The price was high, but they're certain he's worth it.

"When you go out hunting, would you rather have a bigger gun or a little gun?" coach Mike D'Antoni said. "We got a bigger gun."

The Knicks completed a three-team, 13-player trade with the Denver Nuggets for Anthony on Tuesday night. The Minnesota Timberwolves also were involved in the trade, which was agreed to Monday but couldn't be finalized until Anthony signed his three-year, $65 million contract extension with the Nuggets.

Anthony will join fellow All-Star Amare Stoudemire in the frontcourt, giving the Knicks the potent duo they hoped they could assemble last summer in free agency. Instead, they had to give up much of their core, but in return they get one of the NBA's top scorers.

"We liked the way our team played this year and I looked at it and I thought we had one piece that was at the high level of the league. We always wanted two pieces at least," team president Donnie Walsh said.

Stoudemire has led the Knicks to a 28-26 record this season, but said Tuesday they will be even more dangerous with Anthony bringing his 25.2 points per game to join his 26.1 average.

"Every team needs a 1, 1A punch," Stoudemire said. "And so with the ways that we both can score. … we're very versatile, so it's hard to guard us."

Stoudemire said he had "no doubt" the All-Star forwards and longtime friends could play together, and said Anthony would handle the move to New York as well as he has.

"It's what he wants. It's what I wanted, to come to New York and play on the big stage," Stoudemire said. "He has the same type of swag. This is what he wants and he can handle it. We're going to do it together."

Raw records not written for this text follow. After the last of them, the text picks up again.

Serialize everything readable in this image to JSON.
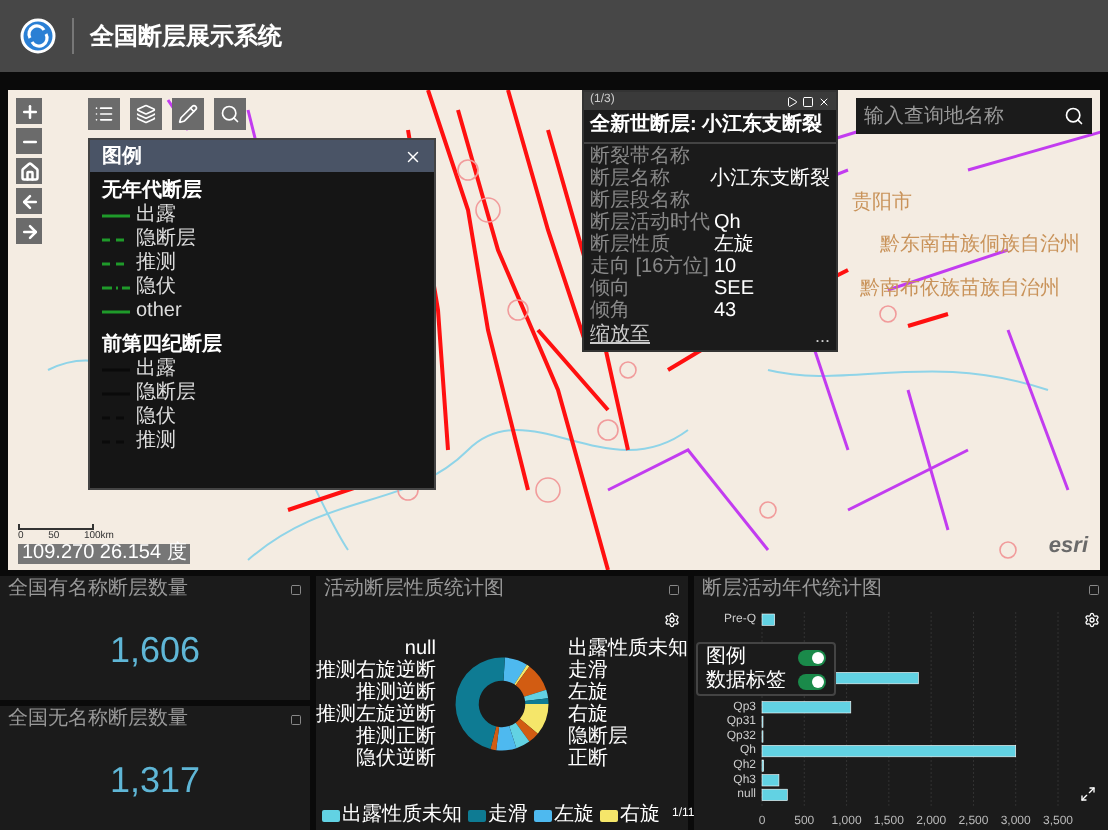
{
  "header": {
    "title": "全国断层展示系统"
  },
  "map": {
    "legend": {
      "title": "图例",
      "groups": [
        {
          "title": "无年代断层",
          "color": "#1f9a2a",
          "items": [
            {
              "label": "出露",
              "kind": "solid"
            },
            {
              "label": "隐断层",
              "kind": "dashed"
            },
            {
              "label": "推测",
              "kind": "dashed"
            },
            {
              "label": "隐伏",
              "kind": "dashdot"
            },
            {
              "label": "other",
              "kind": "solid"
            }
          ]
        },
        {
          "title": "前第四纪断层",
          "color": "#0a0a0a",
          "items": [
            {
              "label": "出露",
              "kind": "solid"
            },
            {
              "label": "隐断层",
              "kind": "solid"
            },
            {
              "label": "隐伏",
              "kind": "dashed"
            },
            {
              "label": "推测",
              "kind": "dashed"
            }
          ]
        }
      ]
    },
    "popup": {
      "counter": "(1/3)",
      "title": "全新世断层: 小江东支断裂",
      "fields": [
        {
          "label": "断裂带名称"
        },
        {
          "label": "断层名称",
          "value": "小江东支断裂"
        },
        {
          "label": "断层段名称"
        },
        {
          "label": "断层活动时代",
          "value": "Qh"
        },
        {
          "label": "断层性质",
          "value": "左旋"
        },
        {
          "label": "走向 [16方位]",
          "value": "10"
        },
        {
          "label": "倾向",
          "value": "SEE"
        },
        {
          "label": "倾角",
          "value": "43"
        }
      ],
      "zoom_link": "缩放至",
      "more": "..."
    },
    "search": {
      "placeholder": "输入查询地名称"
    },
    "place_labels": [
      "贵阳市",
      "黔东南苗族侗族自治州",
      "黔南布依族苗族自治州"
    ],
    "scale_ticks": [
      "0",
      "50",
      "100km"
    ],
    "coordinates": "109.270 26.154 度",
    "attribution": "esri"
  },
  "stats": [
    {
      "title": "全国有名称断层数量",
      "value": "1,606"
    },
    {
      "title": "全国无名称断层数量",
      "value": "1,317"
    }
  ],
  "pie_panel": {
    "title": "活动断层性质统计图",
    "labels_left": [
      "null",
      "推测右旋逆断",
      "推测逆断",
      "推测左旋逆断",
      "推测正断",
      "隐伏逆断"
    ],
    "labels_right": [
      "出露性质未知",
      "走滑",
      "左旋",
      "右旋",
      "隐断层",
      "正断"
    ],
    "legend": [
      {
        "label": "出露性质未知",
        "color": "#62d2e3"
      },
      {
        "label": "走滑",
        "color": "#0e7b93"
      },
      {
        "label": "左旋",
        "color": "#4eb9ef"
      },
      {
        "label": "右旋",
        "color": "#f5e66a"
      }
    ],
    "pager": "1/11"
  },
  "chart_settings": {
    "options": [
      {
        "label": "图例",
        "on": true
      },
      {
        "label": "数据标签",
        "on": true
      }
    ]
  },
  "bar_panel": {
    "title": "断层活动年代统计图",
    "chart_data": {
      "type": "bar",
      "orientation": "horizontal",
      "categories": [
        "Pre-Q",
        null,
        null,
        null,
        null,
        null,
        "Qp3",
        "Qp31",
        "Qp32",
        "Qh",
        "Qh2",
        "Qh3",
        "null"
      ],
      "grid": true,
      "series": [
        {
          "color": "#62d2e3",
          "values": [
            150,
            null,
            null,
            null,
            1850,
            null,
            1050,
            0,
            0,
            3000,
            20,
            200,
            300
          ]
        }
      ],
      "xlim": [
        0,
        3500
      ],
      "xticks": [
        {
          "value": 0,
          "label": "0"
        },
        {
          "value": 500,
          "label": "500"
        },
        {
          "value": 1000,
          "label": "1,000"
        },
        {
          "value": 1500,
          "label": "1,500"
        },
        {
          "value": 2000,
          "label": "2,000"
        },
        {
          "value": 2500,
          "label": "2,500"
        },
        {
          "value": 3000,
          "label": "3,000"
        },
        {
          "value": 3500,
          "label": "3,500"
        }
      ]
    }
  }
}
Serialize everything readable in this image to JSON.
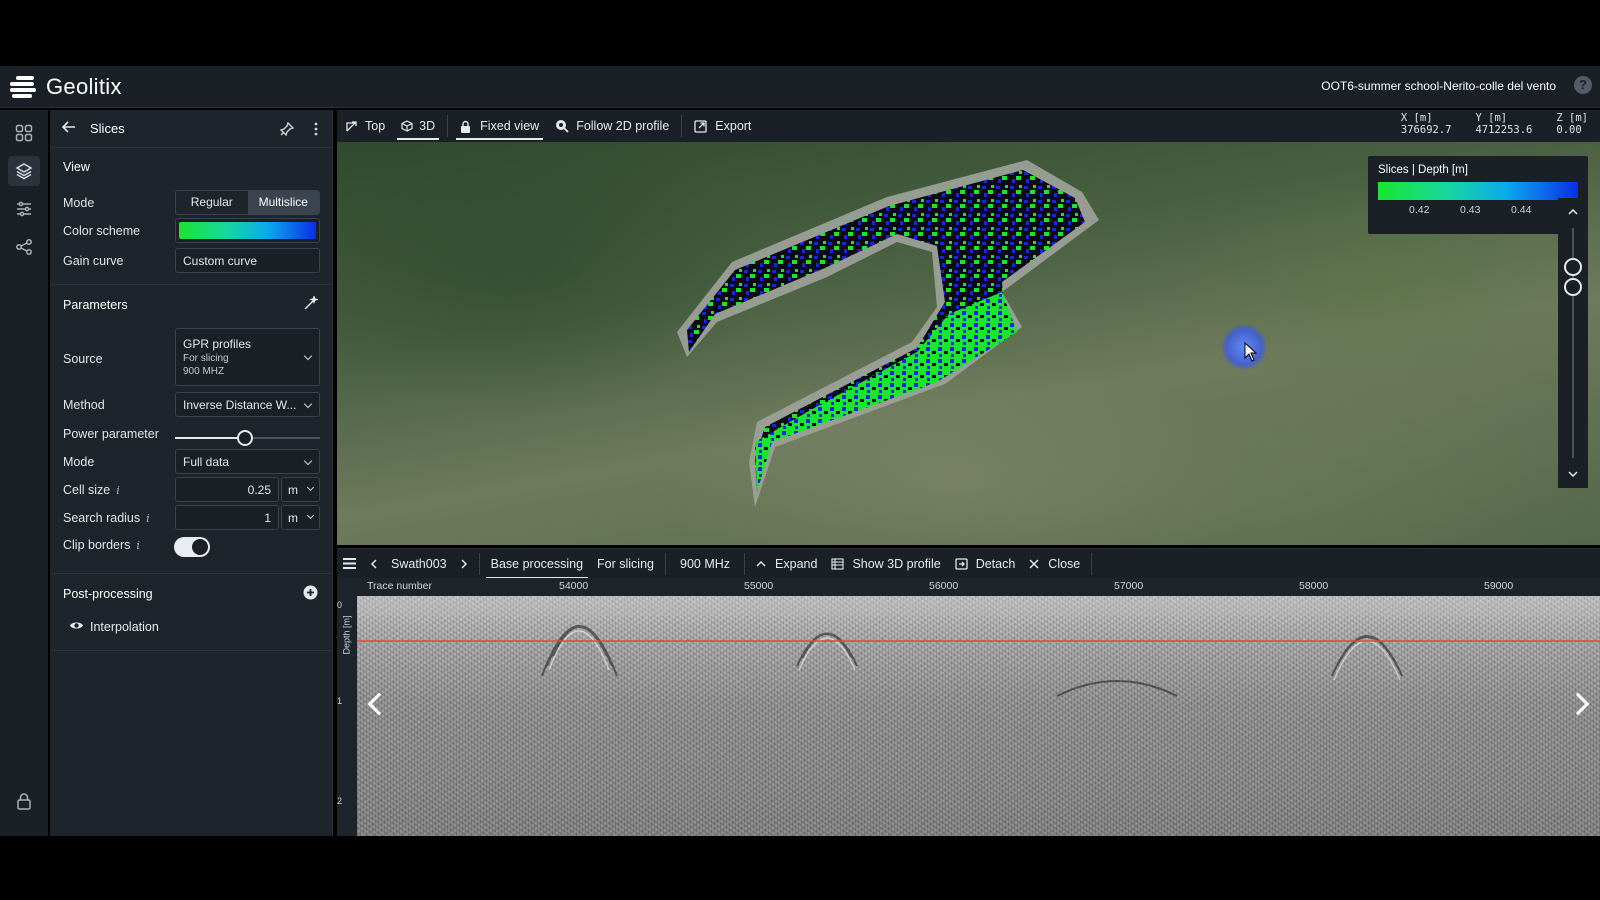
{
  "app": {
    "name": "Geolitix",
    "project": "OOT6-summer school-Nerito-colle del vento"
  },
  "panel": {
    "title": "Slices",
    "view": {
      "section": "View",
      "mode_label": "Mode",
      "mode_options": [
        "Regular",
        "Multislice"
      ],
      "mode_selected": "Multislice",
      "color_scheme_label": "Color scheme",
      "gain_curve_label": "Gain curve",
      "gain_curve_value": "Custom curve"
    },
    "parameters": {
      "section": "Parameters",
      "source_label": "Source",
      "source_line1": "GPR profiles",
      "source_line2": "For slicing",
      "source_line3": "900 MHZ",
      "method_label": "Method",
      "method_value": "Inverse Distance W...",
      "power_label": "Power parameter",
      "power_fraction": 0.48,
      "mode_label": "Mode",
      "mode_value": "Full data",
      "cell_size_label": "Cell size",
      "cell_size_value": "0.25",
      "cell_size_unit": "m",
      "search_radius_label": "Search radius",
      "search_radius_value": "1",
      "search_radius_unit": "m",
      "clip_borders_label": "Clip borders",
      "clip_borders_on": true,
      "info_glyph": "i"
    },
    "post_processing": {
      "section": "Post-processing",
      "items": [
        "Interpolation"
      ]
    }
  },
  "toolbar3d": {
    "top": "Top",
    "threed": "3D",
    "fixed_view": "Fixed view",
    "follow": "Follow 2D profile",
    "export": "Export"
  },
  "coords": {
    "x_label": "X [m]",
    "x_value": "376692.7",
    "y_label": "Y [m]",
    "y_value": "4712253.6",
    "z_label": "Z [m]",
    "z_value": "0.00"
  },
  "legend": {
    "title": "Slices | Depth [m]",
    "ticks": [
      "0.42",
      "0.43",
      "0.44"
    ]
  },
  "profile": {
    "swath": "Swath003",
    "tabs": [
      "Base processing",
      "For slicing"
    ],
    "active_tab": "Base processing",
    "frequency": "900 MHz",
    "expand": "Expand",
    "show3d": "Show 3D profile",
    "detach": "Detach",
    "close": "Close",
    "trace_label": "Trace number",
    "trace_ticks": [
      "54000",
      "55000",
      "56000",
      "57000",
      "58000",
      "59000"
    ],
    "depth_label": "Depth [m]",
    "depth_ticks": [
      "0",
      "1",
      "2"
    ]
  },
  "colors": {
    "accent_green": "#19e62f",
    "accent_blue": "#0a2ee6",
    "panel_bg": "#1e242b"
  },
  "icons": [
    "grid-icon",
    "layers-icon",
    "sliders-icon",
    "share-icon",
    "lock-icon",
    "back-arrow-icon",
    "pin-icon",
    "more-icon",
    "wand-icon",
    "plus-circle-icon",
    "eye-icon"
  ]
}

The Knicks also got guards Chauncey Billups and Anthony Carter, and forwards Renaldo Balkman and Shelden Williams from Denver. New York dealt forwards Wilson Chandler and Danilo Gallinari, guard Raymond Felton and center Timofey Mozgov to the Nuggets.

New York also shipped centers Eddy Curry and Anthony Randolph to Minnesota for forward Corey Brewer. Denver acquired center Kosta Koufos from Minnesota, plus New York's first-round draft pick in 2014, second-round picks in 2012 and 2013 and cash.

The Knicks haven't made the playoffs since 2004, but are in sixth place in the Eastern Conference in their first season since acquiring Stoudemire from Phoenix last summer. He thinks the blockbuster deal could make them better equipped to face teams such as Boston or Miami, which already have multiple All-Stars, in the postseason.

"It's not easy and it's not going to get any easier for us now because the target is on our back," Stoudemire said. "Teams are going to be eager to play against us."

Miami's LeBron James said he was happy his friend's uncertainty was finally over.

"I think it's great for the NBA," James said. "The fact that the Knicks are back, the Celtics have been back for the last few years and all the other teams are trying to compete, I think it's great."

Though Walsh and D'Antoni said it hurt to give up so many players they liked, the Knicks felt they had to make the move after failing last summer to land two superstars through free agency.

"Now we've got two guys in our stable," D'Antoni said.